Application: This explains why no earthly achievement ever feels like enough. You were not created merely for comfort or success—you were created for communion with God. When we try to satisfy eternal longings with temporary things, we will always come up empty.
Genesis 1 reminds us that the ache we feel is not a flaw to be silenced, but a signal to be interpreted. It points us forward—to God’s promise not just to forgive sin, but to restore what was lost. Eden is not just behind us in Scripture; through Christ, it is promised ahead of us.

V. God Rests — And Invites Us Into Rhythm (Genesis 2:1–3)

God does not rest because He is tired. He rests because the satisfied.
This is crucial for understanding Sabbath. God’s rest is not the rest of exhaustion, but the rest of satisfaction. He steps back, not because He lacks strength, but because nothing is lacking in His work. Creation is finished, ordered, and good.
When God rests, He is doing something profoundly instructive—He is setting a pattern for His creation. The seventh day is not an afterthought; it is the crown of creation. God builds rest into the rhythm of the universe before sin ever enters the world.
Rest, then, is not weakness—it is trust. Sabbath declares that the world does not depend on our constant activity to keep spinning. God sustains what He creates. We do not.
This confronts one of the deepest lies of our culture: that our value is found in our productivity. We live as though stopping is irresponsible, as though rest must be earned, and as though everything will fall apart if we slow down. Sabbath pushes back and says, “You are not God—and that is good news.”
God builds rhythm into creation because we are finite and dependent. We were designed with limits, and those limits are not flaws—they are features. Rest reminds us that we are creatures, not the Creator.
John Mark Comer writes, “Sabbath is a weekly reminder that the world runs on God’s grace, not our effort.” When we stop, we are not falling behind—we are aligning ourselves with God’s design.
Application: When we refuse to rest, we are often saying more about our pride than our faith. Sabbath is an act of humility. It is a weekly decision to trust God with our time, our work, and our outcomes.
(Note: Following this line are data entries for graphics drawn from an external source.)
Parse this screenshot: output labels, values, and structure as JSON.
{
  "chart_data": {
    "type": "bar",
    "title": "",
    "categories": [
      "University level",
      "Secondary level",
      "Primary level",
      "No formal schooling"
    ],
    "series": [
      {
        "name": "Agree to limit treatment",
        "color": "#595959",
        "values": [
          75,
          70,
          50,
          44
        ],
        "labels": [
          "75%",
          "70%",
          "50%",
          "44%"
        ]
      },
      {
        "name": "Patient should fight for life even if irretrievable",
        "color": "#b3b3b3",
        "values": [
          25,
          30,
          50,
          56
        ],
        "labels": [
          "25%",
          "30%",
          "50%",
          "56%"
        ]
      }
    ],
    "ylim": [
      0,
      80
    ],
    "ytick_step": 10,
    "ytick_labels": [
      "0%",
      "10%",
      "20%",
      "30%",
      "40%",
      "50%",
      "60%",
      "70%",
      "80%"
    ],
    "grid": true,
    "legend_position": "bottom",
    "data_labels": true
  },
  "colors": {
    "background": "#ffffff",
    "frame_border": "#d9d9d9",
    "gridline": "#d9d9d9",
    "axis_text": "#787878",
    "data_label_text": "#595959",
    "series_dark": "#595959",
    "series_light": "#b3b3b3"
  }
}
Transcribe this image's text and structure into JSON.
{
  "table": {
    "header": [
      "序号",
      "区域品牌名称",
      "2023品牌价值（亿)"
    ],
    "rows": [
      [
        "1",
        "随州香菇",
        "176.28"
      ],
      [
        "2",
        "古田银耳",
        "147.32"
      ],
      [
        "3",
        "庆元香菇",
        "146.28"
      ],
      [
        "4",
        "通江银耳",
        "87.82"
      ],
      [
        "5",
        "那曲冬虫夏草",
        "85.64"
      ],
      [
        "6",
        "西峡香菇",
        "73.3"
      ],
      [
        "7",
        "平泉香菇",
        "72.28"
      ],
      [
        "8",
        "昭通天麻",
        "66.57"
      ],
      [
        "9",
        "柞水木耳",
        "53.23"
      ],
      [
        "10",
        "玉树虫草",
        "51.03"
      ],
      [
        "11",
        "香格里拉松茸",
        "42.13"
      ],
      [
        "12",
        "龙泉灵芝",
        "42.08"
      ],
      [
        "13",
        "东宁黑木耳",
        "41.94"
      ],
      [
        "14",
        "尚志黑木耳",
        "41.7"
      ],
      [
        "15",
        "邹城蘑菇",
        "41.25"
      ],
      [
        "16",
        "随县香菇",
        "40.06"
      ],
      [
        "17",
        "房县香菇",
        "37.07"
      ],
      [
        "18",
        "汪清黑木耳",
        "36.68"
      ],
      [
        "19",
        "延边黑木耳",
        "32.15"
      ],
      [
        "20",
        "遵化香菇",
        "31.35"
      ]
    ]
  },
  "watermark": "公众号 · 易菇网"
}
To rest is to confess, “God, You are in control, and I am not.”
For some, obedience today may not look like doing more for God, but learning to stop—setting aside time to worship, to delight, and to remember that your identity is rooted not in what you produce, but in who you belong to.

Transition: From Creation to New Creation

Genesis 1 shows us how life was meant to be. But if the world was created good, why is it so broken?
Genesis 3 and 4 will address that question. Yet even here, hope begins to emerge.
The same God who spoke light into darkness steps into creation in Jesus Christ.

Gospel Connection: The Creator Who Redeems

The Gospel of John intentionally echoes Genesis:
“In the beginning was the Word…” (John 1:1)
Jesus is the Creator who became Redeemer. Where Adam failed, Jesus obeyed. Where sin brought death, Jesus brings life.
The cross is the moment where the Creator enters the chaos of His creation to restore it.

Gospel Call

Believing in God is not the same as trusting Christ.
Salvation is not achieved by effort, but received by faith. Jesus lived the life we could not live, died the death we deserved, and rose again to make us new.
If God is calling you today—not to religion, but to relationship—this moment matters.

Prayer of Salvation

“God, I acknowledge You as Creator and Lord. I confess that I have sinned and gone my own way. I believe that Jesus Christ is Your Son, that He died for my sins and rose again to give me new life. Today, I turn from my sin and trust in Him alone. Make me new. Restore what is broken. I give You my life. In Jesus’ name, Amen.”

Closing

Everything starts with God—your story, your purpose, your future.
Next week, we’ll explore how God designed humanity to flourish and what it truly means to be human.
In the beginning—God. And that’s still where life begins today.